SpaceX’s Broken Toilet Meant Diapers or Hold It for NASA Crew

Last week, the SpaceX Crew-2 capsule was all clear to make its trek back home, but one thing stood in the way: its toilet. While the vehicle had been cleared to return to Earth, the toilet remained offline for the duration of the trip.

If the astronauts needed to go, they had to hold it, or use astronaut-grade diapers built into their flight suits as a contingency.

“Of course that’s suboptimal, but we are prepared to manage that in the time that we’re onboard Dragon on the way home,” K. Megan McArthur, the Crew-2 mission pilot, said during a news conference on Friday.

The acorn-shaped capsule is somewhat larger than a minivan on Earth; it doesn’t have a proper bathroom. Instead it has a toilet device with a tube and fans built into one of the spacecraft’s compartments that create suction to ensure waste goes in the right direction in the weightlessness of space.

In September, SpaceX detected a leaky toilet on another one of its capsules during the flight of Inspiration4, a three-day orbital journey of private astronauts that didn’t dock at the space station, according to Bill Gerstenmaier, a company vice president who discussed the toilet problems during a news conference in October.

A tube from the capsule’s toilet that funnels waste into an internal tank broke loose and leaked fluids into a fan, which sent urine throughout an area beneath the capsule’s interior floor, Mr. Gerstenmaier said.

When SpaceX engineers discovered the flaw, they instructed astronauts on the space station to inspect their Crew-2 capsule. They found similar traces of urine beneath the interior floor, which worried officials that it could corrode some of the capsule’s aluminum parts and pose a safety risk for the return flight.

SpaceX engineers conducted experiments on the ground to test whether urine, which is mixed with an ammonia-removing compound called oxone, could corrode the aluminum. The parts sat in a chamber that mimicked the humidity conditions aboard the space station for “an extended period of time,” Mr. Gerstenmaier said.

From the experiment and inspections of the Inspiration4 capsule, SpaceX found that the urine-oxone mixture had little effect on the aluminum parts because of heavy coats of paint on Crew Dragon that are “a great blocking agent to the liquid,” Sarah Walker, SpaceX’s mission management director for Crew Dragon, told reporters during a news conference.

“We learned that the liquid evaporates within just a couple days,” Ms. Walker added, “and that really limits the impact that we observed when we were doing all of our post-flight inspections.”

NASA officials approved the results of the experiments and deemed Crew-2 safe to return to Earth. SpaceX proposed a permanent fix to future Crew Dragon capsules that should ensure the urine tube would not come undone.

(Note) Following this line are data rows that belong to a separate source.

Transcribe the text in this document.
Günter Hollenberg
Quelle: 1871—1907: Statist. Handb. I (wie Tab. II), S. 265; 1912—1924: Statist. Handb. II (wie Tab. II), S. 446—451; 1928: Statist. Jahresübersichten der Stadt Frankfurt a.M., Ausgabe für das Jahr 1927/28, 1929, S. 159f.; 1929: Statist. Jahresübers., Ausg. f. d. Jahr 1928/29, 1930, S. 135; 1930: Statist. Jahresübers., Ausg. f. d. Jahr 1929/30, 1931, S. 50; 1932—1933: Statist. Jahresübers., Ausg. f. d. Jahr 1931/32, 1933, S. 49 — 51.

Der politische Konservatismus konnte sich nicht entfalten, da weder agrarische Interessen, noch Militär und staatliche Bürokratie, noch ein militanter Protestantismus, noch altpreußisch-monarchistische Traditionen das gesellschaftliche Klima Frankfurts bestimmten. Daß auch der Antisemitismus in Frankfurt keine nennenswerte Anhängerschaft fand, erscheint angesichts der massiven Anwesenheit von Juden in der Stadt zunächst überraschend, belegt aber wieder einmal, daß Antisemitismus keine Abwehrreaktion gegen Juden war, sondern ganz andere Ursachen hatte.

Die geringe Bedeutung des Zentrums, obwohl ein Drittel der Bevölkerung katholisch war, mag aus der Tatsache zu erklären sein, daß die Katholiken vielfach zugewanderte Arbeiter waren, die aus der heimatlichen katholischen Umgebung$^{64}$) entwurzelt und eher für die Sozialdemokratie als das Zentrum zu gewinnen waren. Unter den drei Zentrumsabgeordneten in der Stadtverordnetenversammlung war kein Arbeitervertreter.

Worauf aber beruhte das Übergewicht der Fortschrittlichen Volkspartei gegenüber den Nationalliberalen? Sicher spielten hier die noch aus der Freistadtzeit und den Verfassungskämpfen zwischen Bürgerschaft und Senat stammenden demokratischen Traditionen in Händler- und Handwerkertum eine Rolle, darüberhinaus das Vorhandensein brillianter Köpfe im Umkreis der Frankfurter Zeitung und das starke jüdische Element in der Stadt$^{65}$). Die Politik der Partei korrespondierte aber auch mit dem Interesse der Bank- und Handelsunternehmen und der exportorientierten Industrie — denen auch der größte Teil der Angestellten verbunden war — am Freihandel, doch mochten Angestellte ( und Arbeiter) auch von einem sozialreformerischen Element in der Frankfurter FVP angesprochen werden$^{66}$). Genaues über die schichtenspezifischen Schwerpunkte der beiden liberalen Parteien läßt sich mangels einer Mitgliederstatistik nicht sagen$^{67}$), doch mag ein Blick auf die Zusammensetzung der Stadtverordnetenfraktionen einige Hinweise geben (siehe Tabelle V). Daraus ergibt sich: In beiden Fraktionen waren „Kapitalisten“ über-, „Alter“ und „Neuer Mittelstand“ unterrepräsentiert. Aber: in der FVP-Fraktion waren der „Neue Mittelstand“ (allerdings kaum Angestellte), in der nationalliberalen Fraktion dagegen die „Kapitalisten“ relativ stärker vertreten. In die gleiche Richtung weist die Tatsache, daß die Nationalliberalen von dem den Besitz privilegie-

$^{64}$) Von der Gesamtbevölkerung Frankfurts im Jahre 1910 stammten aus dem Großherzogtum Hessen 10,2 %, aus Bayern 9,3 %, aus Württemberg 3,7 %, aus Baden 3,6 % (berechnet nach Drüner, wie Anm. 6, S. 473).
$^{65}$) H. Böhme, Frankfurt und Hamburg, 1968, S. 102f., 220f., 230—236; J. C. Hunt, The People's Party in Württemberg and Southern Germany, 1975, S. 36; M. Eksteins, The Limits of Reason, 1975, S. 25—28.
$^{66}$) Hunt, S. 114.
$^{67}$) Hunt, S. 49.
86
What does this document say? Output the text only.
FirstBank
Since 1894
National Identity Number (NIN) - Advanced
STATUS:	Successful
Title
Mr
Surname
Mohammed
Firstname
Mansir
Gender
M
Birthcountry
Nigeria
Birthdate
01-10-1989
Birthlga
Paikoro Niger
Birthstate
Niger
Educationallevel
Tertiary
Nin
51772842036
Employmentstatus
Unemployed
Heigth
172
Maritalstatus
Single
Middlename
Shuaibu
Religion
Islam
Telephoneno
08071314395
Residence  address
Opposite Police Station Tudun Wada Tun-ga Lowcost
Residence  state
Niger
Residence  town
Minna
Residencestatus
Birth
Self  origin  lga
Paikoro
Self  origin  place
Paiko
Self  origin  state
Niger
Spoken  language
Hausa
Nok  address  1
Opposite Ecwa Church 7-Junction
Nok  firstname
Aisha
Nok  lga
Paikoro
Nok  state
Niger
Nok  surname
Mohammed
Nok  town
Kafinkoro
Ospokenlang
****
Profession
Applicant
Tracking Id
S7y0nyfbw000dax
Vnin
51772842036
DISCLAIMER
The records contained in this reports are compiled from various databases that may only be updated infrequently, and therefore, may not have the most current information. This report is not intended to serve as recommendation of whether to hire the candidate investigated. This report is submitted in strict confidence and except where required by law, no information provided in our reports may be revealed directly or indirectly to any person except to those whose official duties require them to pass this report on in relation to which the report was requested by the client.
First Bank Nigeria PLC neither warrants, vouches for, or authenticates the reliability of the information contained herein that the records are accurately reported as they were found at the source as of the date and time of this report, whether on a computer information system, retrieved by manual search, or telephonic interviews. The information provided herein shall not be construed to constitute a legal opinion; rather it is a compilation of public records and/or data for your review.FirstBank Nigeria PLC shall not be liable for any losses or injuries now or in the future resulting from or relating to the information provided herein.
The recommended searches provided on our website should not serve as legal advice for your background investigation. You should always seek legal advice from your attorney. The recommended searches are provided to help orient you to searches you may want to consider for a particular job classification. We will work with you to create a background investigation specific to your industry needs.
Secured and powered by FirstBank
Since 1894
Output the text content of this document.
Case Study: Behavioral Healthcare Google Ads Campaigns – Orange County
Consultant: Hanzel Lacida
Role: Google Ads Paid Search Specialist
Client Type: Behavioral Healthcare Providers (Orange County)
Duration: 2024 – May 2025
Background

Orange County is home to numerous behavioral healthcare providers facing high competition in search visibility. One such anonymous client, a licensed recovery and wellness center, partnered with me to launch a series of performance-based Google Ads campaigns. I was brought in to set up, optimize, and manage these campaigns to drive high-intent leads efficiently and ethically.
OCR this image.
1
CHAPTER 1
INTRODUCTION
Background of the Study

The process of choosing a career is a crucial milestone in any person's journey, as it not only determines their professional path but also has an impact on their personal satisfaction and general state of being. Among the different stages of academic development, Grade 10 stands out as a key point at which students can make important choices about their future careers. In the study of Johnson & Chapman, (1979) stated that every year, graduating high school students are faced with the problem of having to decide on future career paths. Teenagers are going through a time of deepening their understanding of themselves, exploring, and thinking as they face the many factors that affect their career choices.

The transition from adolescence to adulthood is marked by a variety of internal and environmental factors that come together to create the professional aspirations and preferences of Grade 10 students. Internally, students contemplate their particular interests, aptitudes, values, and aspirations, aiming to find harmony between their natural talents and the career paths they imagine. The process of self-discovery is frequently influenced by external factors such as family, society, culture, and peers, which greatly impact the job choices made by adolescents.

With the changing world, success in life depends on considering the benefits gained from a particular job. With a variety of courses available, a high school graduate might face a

But the toilet leak on the Crew-2 capsule remained, meaning that astronauts heeding the call of nature in orbit needed to use the “undergarments” in their flight suits, Steve Stich, NASA’s Commercial Crew program manager, told reporters on Oct. 31.

“Our intent is to not use the system at all for the return leg home, because of what we’ve seen with the fluid,” Mr. Stich said. “Any time the crew is suited, they use an undergarment in that suit, and it’s a short mission coming home so it’s pretty typical to have an undergarment on and they can use that on the way home.”

“Spaceflight is full of lots of little challenges,” Dr. McArthur said. “This is just one more that we’ll encounter and take care of on our mission.”